Frankreich holt bei Heim-WM sechsten Titel

Rekordtitelträger Frankreich hat seinen Handball-WM-Titel bei den Männern erfolgreich verteidigt. Das Gastgeberteam siegte am Sonntag im Endspiel von Paris gegen Norwegen mit 33:26 (18:17) und holte damit sein sechstes WM-Gold nach 1995, 2001, 2009, 2011 und 2015.

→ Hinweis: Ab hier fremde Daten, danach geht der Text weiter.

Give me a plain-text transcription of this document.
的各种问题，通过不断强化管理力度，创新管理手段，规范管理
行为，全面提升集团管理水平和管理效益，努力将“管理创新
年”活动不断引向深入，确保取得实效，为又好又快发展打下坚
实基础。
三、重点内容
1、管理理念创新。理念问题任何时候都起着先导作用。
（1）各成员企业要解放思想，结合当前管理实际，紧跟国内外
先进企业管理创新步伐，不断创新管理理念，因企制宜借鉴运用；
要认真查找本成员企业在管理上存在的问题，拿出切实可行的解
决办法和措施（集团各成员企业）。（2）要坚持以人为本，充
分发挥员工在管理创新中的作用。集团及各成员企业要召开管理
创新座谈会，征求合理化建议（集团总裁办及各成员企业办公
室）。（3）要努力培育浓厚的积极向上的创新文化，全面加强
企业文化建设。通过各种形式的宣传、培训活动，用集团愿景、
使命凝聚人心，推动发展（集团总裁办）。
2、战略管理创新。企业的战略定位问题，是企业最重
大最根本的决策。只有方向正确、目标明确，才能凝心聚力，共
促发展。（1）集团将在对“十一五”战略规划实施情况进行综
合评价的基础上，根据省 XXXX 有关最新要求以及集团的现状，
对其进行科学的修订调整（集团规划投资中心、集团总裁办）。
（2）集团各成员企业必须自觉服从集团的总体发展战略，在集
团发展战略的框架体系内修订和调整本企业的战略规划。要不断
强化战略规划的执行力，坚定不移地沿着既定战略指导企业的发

Bei ihrer Finalpremiere zeigten die Norweger auch vor den großen Namen der Franzosen keinen Respekt. Der Außenseiter agierte vor 15.609 Zuschauern kompakt in der Deckung und flink im Angriff. Damit stellte das Team von Trainer Christian Berge den Favoriten vor einige Probleme. Nach einer ausgeglichenen Startphase übernahm Norwegen das Kommando und lag beim 10:7 in der 15. Minute erstmals mit drei Toren vorne.

Frankreich zieht nach Pause davon

Trotz der lautstarken Unterstützung von den voll besetzten Rängen bekam der Gastgeber die Partie lange nicht in den Griff. Doch der Titelverteidiger kämpfte und ging eine Sekunde vor der Pausensirene in Führung. Nach dem Wechsel drehten die Hausherren auf und zogen schnell auf 23:18 davon. Die Norweger zeigten nun im Abschluss Nerven. Schon zehn Minuten vor Schluss starteten die Fans beim Stand von 29:23 die Gold-Party.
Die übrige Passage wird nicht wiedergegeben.